As set up in last week’s all-expenses trip for the Doctor Who crew to a cafe in one of our hot countries, the theme of The Witch’s Familiar is friends and enemies, and the blurring lines between the two, a theme reflected in the episode’s two pairings of characters usually on opposite sides – the Doctor and Davros, Missy and Clara. It’s a wonder Steven Moffat managed to avoid the line “We’re not so different, you and I.”

So, looking at the Doctor and Davros first. Wisely, this episode sidestepped the trolley dilemma (of whether it’s right to kill a child in order to save many people in the future) set up by the cliffhanger – after all, Genesis of the Daleks explores this very problem rather well, and Moffat would be setting a difficult task for himself in attempting to remake a classic. The Witch’s Familiar also avoids too much unnecessary mucking around with established Dalek history, another trap that many feared Moffat wouldn’t resist diving into.

Rather, this episode focuses on the present, and on the Doctor and Davros as two old enemies temporarily putting their adversary aside, with Davros pleading for the Doctor to be, well, a doctor, and to see he survives one last Skaro sunrise (Skaro Sunrise should be a cocktail – 6 parts orange juice, 3 parts tequila, 3 parts hatred). It’s a trap, of course, but there’s a lot of very good stuff leading up to the reveal that could almost fool you into thinking you won’t need your Admiral Ackbar memes, and Julian Bleach gives Davros an emotional range never seen before. Congratulating the Doctor on saving Gallifrey is an excellent, surprising moment – he’s trying to show empathy, but can only do so within his ideology of race above all. And his eyes! Perhaps what impressed me most about that moment was the realisation that Bleach had been giving this remarkable performance with his eyes shut.

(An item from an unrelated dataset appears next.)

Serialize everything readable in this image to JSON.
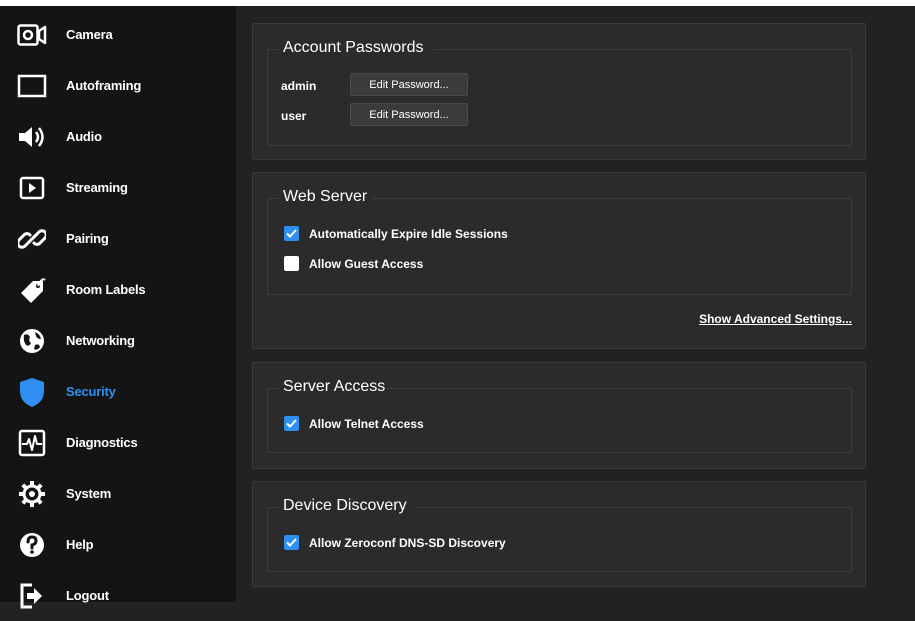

But, though Davros’ sudden turn back to the megalomaniacal is another great part of Bleach’s performance, the actual climax of this confrontation, in which the Doctor channels his regeneration energy into some wires, doesn’t feel as solid as the build-up to it. Firstly, I’d like to know, even if it’s just a detail noticed on second viewing, at what point the Doctor realises (a) Davros is lying and (b) there’s a way to get the upper hand. It all seems very arbitrary. Perhaps he could have overheard a report on Missy's disruption in the sewer, thus giving him his get-out?

And secondly, this Dalek hybrid regeneration thing. Right. The Daleks loudly announce “WE ARE MORE POWERFUL NOW” and then sort of sit around, failing to do anything about their worst enemies smashing the place up right in front of them. Even if it’s meant to be a set up for a future story, the Daleks’ increased powers need to raise the dramatic stakes, and they just don’t. Also, I have trouble believing the Daleks would want to be Time Lord/Dalek hybrids given they’re all about the racial purity.

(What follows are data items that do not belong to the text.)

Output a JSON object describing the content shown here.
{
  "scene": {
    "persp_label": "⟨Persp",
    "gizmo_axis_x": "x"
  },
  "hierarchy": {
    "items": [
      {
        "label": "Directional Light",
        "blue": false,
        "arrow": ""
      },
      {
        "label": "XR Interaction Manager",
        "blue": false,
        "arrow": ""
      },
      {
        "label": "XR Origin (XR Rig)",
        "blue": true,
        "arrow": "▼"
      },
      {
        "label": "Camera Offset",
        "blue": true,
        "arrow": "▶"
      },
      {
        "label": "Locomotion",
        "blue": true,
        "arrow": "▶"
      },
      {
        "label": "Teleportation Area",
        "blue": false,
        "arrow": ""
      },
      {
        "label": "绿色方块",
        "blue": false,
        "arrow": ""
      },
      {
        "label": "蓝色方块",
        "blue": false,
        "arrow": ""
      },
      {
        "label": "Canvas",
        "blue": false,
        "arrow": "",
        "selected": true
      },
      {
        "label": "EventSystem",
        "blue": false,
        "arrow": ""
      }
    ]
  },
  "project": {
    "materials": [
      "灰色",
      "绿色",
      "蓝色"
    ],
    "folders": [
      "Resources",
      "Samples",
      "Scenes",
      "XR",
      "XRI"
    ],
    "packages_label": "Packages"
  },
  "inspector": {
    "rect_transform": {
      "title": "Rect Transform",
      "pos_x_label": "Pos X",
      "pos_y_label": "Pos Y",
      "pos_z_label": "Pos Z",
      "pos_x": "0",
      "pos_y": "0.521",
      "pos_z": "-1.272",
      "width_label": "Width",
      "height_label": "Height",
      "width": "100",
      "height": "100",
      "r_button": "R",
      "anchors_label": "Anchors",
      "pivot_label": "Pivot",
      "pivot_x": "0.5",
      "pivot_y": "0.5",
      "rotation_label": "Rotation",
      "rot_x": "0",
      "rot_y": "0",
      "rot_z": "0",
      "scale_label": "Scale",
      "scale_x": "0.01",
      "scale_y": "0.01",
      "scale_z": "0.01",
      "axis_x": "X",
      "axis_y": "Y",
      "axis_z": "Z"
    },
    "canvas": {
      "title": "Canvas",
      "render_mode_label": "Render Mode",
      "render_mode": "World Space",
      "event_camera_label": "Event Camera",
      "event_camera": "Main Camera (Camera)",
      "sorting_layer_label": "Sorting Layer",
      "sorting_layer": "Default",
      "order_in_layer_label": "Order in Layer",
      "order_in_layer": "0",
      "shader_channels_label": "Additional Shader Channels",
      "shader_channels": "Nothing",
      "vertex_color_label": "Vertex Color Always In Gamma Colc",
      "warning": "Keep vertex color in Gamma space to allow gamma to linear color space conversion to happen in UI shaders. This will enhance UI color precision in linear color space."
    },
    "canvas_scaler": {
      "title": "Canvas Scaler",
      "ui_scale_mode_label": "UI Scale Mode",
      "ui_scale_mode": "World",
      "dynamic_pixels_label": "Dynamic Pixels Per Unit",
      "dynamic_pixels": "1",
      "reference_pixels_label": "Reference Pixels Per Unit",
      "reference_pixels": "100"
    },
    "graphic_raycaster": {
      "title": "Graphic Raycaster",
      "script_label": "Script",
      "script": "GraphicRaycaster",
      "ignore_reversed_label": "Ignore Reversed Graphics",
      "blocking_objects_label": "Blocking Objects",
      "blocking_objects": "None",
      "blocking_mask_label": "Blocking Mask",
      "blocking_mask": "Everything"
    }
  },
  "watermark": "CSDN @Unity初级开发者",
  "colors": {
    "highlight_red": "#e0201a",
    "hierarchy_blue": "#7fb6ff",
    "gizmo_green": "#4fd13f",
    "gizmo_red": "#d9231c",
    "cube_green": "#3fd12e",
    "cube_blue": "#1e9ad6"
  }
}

Meanwhile, Clara and Missy head back to the place where they’d both just been shot (it’s as good a plan as any…) via the sewers. Nothing quite as complex here, but I did enjoy these scenes. The sewer-graveyards are a wonderfully creepy idea, and Missy playing her twisted take on the Doctor’s usual role is delightful – pushing Clara down the hole, "every miner needs a canary", "the bitch is back". The downside is that Clara does little in this episode other than be pushed down holes and into Daleks – a stark contrast to Super-Clara of last week. At this rate, series nine Clara will be as inconsistently characterised as series seven Clara.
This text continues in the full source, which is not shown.